La nevada deja 19 muertos en Estados Unidos

Luego de arrojar cerca de 60 centímetros de nieve sobre el área de Washington, la tormenta se fortaleció inesperadamente el sábado mientras avanzaba con rumbo al norte hacia el área metropolitana de Nueva York, hogar de cerca de 20 millones de personas.

Pese a que las carreteras están cada vez más limpias, los vehículos desenterrados y las aceras por fin visibles, las autoridades de buena parte de la costa este pidieron a los conductores que evitaran usar el automóvil en la medida de lo posible, para poder terminar de retirar la nieve de las vías.

El fenómeno afectó a 85 millones de personas, la cuarta parte de la población del país.

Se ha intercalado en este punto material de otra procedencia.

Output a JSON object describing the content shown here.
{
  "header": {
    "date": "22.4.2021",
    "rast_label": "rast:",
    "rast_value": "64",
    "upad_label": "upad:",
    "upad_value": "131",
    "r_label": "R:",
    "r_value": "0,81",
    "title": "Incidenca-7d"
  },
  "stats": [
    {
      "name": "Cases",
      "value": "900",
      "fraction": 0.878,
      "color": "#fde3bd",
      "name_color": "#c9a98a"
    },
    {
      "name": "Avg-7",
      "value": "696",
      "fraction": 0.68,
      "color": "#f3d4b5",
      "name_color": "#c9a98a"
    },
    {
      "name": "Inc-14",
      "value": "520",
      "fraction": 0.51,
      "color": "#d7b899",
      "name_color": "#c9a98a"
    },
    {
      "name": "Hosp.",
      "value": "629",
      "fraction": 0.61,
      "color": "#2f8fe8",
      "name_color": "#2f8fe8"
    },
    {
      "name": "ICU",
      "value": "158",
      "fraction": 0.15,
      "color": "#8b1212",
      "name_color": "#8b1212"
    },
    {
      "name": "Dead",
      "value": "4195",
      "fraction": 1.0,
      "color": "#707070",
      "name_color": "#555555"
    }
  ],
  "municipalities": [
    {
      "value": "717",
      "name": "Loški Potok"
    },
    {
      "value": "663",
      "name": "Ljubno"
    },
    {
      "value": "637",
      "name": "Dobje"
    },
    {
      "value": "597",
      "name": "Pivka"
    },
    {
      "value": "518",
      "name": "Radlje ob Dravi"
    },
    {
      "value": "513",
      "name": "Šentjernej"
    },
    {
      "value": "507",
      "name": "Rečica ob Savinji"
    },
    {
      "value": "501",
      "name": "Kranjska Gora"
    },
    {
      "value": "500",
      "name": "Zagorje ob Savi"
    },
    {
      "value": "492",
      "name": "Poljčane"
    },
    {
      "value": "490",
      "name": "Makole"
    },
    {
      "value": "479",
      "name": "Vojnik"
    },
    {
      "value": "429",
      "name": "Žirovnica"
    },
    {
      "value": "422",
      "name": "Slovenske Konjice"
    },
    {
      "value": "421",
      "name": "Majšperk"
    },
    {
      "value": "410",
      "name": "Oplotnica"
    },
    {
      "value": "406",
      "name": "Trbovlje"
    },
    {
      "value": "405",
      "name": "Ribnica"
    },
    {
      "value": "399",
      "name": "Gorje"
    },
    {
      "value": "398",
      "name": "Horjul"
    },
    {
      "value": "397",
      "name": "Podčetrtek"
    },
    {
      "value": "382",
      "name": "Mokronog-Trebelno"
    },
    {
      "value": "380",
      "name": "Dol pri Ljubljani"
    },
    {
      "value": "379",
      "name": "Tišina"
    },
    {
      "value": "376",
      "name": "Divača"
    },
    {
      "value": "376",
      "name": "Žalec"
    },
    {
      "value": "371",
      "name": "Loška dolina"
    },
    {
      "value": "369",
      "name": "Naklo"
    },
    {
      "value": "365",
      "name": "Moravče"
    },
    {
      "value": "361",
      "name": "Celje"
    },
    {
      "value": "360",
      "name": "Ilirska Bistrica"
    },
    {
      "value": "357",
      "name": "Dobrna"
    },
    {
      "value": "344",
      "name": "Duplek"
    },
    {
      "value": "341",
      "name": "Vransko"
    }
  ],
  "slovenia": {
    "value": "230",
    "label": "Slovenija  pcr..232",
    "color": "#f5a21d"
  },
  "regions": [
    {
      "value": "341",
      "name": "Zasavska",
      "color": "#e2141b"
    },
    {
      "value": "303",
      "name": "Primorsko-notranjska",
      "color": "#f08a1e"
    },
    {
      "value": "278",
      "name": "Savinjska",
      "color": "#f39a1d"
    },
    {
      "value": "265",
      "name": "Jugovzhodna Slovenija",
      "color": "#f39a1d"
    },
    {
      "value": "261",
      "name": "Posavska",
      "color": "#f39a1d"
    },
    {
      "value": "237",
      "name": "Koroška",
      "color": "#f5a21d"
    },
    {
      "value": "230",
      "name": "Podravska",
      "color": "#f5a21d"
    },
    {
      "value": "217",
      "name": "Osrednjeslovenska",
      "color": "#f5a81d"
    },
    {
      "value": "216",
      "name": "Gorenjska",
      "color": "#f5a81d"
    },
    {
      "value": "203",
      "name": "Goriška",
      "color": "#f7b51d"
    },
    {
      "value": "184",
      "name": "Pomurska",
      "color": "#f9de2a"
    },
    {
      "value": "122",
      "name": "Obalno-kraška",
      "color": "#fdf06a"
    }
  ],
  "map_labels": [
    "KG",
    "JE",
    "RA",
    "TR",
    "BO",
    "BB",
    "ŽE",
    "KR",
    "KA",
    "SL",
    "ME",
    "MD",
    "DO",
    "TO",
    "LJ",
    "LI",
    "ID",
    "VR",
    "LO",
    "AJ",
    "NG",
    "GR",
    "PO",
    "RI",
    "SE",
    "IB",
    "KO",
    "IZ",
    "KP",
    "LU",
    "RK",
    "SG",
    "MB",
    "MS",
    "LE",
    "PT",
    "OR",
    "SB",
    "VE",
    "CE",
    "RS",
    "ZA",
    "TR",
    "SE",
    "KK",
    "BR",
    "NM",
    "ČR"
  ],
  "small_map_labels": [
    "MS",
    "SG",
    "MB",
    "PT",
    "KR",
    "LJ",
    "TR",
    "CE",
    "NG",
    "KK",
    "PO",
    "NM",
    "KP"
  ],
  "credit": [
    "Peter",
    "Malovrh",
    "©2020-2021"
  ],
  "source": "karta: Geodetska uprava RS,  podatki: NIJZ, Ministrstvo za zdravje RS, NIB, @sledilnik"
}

Fue una tormenta en la que, según la estación de monitoreo de Central Park, cayeron 68,07 centímetros de nieve, solo superada por los 68,33 centímetros que hubo en febrero de 2006, la nevada más fuerte en Nueva York desde que comenzaron los registros, hace siglo y medio.

"La elección del momento oportuno no pudo ser mejor", afirmó el alcalde de Nueva York, Bill de Blasio, en una rueda de prensa para hacer una evaluación del impacto de la tormenta de nieve y hacer nuevas recomendaciones.

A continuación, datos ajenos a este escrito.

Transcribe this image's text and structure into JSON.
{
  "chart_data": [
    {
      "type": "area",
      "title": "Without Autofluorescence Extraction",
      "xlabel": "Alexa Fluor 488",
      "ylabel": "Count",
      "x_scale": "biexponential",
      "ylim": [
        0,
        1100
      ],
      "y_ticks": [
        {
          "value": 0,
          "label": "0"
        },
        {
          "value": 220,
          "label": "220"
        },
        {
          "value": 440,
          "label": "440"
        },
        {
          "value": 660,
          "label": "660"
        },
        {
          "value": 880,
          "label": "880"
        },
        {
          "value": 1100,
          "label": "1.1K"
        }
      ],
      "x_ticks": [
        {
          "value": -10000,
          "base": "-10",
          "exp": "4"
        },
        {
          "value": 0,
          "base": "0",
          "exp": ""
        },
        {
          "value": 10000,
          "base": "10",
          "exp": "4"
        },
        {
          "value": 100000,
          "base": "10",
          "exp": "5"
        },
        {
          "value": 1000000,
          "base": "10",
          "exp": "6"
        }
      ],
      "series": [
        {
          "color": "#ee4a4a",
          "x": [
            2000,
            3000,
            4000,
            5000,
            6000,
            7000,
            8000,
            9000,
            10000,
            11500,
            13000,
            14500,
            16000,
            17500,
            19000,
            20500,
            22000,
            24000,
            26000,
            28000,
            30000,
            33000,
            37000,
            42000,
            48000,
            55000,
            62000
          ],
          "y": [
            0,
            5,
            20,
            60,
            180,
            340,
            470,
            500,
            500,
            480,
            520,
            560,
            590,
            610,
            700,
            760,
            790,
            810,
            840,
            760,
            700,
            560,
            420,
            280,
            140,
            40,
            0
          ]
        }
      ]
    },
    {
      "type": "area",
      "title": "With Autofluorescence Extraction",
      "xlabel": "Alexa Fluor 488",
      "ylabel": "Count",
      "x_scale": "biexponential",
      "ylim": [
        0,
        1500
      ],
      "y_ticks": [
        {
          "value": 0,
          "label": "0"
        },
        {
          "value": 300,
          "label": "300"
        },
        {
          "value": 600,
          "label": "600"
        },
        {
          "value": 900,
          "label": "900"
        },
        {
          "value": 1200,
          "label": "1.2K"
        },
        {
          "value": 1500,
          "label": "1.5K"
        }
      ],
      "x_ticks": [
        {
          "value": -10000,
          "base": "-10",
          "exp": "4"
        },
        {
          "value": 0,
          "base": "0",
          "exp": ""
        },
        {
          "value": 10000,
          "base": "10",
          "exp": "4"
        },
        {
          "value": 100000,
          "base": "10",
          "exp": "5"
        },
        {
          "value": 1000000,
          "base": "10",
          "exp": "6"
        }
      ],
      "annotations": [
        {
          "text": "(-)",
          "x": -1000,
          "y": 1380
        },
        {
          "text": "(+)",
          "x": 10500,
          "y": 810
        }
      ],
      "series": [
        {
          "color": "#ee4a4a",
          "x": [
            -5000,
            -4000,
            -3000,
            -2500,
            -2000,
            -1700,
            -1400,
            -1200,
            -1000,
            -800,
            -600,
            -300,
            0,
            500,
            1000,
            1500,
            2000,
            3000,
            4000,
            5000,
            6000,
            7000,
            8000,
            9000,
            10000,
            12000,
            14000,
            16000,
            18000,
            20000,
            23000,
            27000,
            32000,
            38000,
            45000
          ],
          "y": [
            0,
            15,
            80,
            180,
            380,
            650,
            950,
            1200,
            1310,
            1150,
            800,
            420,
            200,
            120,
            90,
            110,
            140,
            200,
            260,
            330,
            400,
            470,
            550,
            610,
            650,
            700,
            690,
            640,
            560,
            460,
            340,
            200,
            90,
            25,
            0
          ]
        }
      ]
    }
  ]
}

Al menos 29 personas fallecieron: cinco en Nueva York, seis en Carolina del Norte, cinco en Virginia, dos en Kentucky, y una en Maryland, Arkansas, Ohio, Delaware y Washington.

Más de 11,000 vuelos fueron cancelados durante los tres días de tormenta en los diferentes aeropuertos de la zona afectada, según el sitio web especializado FlightAware.

Los vehículos privados comenzaron a circular hoy en Nueva York libremente al levantarse la prohibición que estaba vigente desde el sábado por la tarde a causa de la gran nevada, una de las mayores en la historia de la ciudad.

Los récords de nevascas también casi fueron batidos en Filadelfia y Baltimore.

Sin embargo, la Madre Naturaleza -después de golpear a los residentes de la costa este con una de las peores tormentas en décadas- parecía ser más indulgente este domingo, con pronósticos de sol y cielos azules que elevarían las temperaturas, lo que facilitaría la remoción de la nieve.

Los tres aeropuertos de la región (John F. Kennedy, LaGuardia y Newark, en Nueva Jersey) no registraban despegues ni aterrizajes desde las primeras horas del sábado.

Los habitantes de Nueva York realizaban hoy las tareas habituales de cualquier día laborable, con mucha nieve acumulada en las calles, lo que dificulta los desplazamientos, y con retrasos en los sistemas de transporte público.

Un ejército de camiones barrenieve limpiaba las calles de la ciudad. Jonas, nombre oficial de la tormenta, estuvo acompañada de rachas de viento de más de 80 km/h.